8 Followers
4 Following
briankeaney

The City Of Invention

The book reviews of UK children's author, Brian Keaney

The Difficulty Of Recognising Happiness

Sacred Country - Rose Tremain

Sacred Country has at its core, the story of Mary Ward who in 1952, at six years old, while standing in the middle of a field in Suffolk in a silence intended to mark the death of the king, realises that she is a boy trapped in a girl's body. The novel follows her struggle with the implications of this realisation, culminating thirty years later in hormone treatment and a double mastectomy.

The story is also filled with the voices of the people around Mary - her brother, father, mother, grandfather and primary school teacher, her mother's friend and the man whose house that friend cleans, the friend's daughter, the local butcher and his brother, the slaughterman. These characters make up a community of eccentrics and misfits whose absurdity the author nevertheless somehow invests with a kind of nobility.
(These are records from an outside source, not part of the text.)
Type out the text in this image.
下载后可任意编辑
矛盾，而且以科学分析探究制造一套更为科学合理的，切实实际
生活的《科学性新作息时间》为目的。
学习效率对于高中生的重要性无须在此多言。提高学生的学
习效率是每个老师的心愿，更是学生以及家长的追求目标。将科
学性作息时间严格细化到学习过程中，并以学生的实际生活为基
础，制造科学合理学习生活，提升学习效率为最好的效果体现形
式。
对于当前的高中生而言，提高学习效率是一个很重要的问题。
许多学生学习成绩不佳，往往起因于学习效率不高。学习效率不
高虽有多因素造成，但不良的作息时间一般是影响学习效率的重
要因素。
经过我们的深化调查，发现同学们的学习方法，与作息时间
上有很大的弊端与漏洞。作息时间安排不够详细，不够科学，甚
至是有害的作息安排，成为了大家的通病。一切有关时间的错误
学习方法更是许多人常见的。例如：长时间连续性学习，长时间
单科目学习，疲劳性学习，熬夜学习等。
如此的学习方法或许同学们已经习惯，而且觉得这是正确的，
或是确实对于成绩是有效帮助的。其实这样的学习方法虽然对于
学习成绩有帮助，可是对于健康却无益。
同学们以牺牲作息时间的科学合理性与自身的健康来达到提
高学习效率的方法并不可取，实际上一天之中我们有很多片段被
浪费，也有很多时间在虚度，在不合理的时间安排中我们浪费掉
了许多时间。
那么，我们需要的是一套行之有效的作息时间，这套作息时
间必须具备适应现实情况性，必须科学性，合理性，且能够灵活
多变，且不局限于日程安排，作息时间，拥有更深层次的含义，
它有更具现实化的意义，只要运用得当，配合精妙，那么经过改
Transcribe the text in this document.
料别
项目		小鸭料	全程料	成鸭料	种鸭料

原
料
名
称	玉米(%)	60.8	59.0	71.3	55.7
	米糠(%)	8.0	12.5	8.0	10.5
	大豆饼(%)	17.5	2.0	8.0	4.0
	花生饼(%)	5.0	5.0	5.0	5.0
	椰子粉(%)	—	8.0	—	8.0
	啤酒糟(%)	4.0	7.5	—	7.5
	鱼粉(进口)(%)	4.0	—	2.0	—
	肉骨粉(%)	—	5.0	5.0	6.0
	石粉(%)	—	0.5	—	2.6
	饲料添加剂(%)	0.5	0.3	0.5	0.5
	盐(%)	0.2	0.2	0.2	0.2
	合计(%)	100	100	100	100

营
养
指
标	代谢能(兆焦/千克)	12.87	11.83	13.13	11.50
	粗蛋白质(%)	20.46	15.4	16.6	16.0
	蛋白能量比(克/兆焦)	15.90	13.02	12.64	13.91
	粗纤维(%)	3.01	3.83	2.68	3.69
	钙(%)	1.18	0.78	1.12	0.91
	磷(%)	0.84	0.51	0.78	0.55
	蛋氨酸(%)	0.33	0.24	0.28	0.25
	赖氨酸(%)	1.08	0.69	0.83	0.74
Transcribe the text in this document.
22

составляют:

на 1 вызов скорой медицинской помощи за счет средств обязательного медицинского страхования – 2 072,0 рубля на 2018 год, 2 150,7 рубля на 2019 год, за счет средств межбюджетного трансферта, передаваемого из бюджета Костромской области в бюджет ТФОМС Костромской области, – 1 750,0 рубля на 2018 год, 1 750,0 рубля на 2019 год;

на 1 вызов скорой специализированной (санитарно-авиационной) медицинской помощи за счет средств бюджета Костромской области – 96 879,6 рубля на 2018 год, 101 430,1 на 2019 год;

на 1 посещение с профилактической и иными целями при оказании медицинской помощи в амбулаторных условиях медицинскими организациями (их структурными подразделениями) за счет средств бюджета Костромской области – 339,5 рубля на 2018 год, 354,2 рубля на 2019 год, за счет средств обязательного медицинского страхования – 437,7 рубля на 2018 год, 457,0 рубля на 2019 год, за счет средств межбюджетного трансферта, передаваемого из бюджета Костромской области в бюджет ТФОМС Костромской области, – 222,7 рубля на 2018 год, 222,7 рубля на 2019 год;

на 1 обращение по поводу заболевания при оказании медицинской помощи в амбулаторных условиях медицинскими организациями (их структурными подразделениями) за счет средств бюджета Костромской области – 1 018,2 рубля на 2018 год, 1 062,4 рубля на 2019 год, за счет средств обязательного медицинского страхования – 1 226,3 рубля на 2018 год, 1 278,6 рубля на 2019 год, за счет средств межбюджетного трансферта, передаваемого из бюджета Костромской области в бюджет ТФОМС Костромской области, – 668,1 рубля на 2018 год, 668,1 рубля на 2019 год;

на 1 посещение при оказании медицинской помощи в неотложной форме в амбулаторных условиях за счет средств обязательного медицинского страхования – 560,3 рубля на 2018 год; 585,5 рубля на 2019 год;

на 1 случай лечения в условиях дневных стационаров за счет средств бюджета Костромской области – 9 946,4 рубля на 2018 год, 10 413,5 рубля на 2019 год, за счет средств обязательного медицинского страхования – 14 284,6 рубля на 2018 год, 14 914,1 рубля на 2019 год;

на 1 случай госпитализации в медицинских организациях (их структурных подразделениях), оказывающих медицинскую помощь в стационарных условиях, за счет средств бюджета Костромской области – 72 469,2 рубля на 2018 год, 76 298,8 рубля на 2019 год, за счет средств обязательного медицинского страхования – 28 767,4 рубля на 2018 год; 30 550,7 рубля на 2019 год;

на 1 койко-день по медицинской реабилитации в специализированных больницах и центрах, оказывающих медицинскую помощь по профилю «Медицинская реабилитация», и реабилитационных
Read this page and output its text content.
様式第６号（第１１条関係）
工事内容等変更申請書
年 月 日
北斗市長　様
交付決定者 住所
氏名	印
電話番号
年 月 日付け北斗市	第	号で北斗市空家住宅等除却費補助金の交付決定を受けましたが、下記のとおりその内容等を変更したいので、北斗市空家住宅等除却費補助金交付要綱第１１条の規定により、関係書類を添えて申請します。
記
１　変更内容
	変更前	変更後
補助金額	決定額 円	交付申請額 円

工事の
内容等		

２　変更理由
Using a variety of narrative modes and adopting a range of different voices, Rose Tremaine manages to take us right inside the skins of these characters - in Mary's case a skin that she is trying to remake so it conforms to her sense of herself. In the process we see the contrast between the grainy reality of the characters' lives and the dreams to which they all aspire.

Poignant, moving and often painfully funny, Sacred Country is a novel about the way individuals are trapped by the weight of the past and by the expectations of others. It's about the overwhelming need to forge an identity for oneself in the face of these expectations and the difficulty of finding, or even recognising happiness, when it arrives. It is without doubt one of the finest novels I have ever read.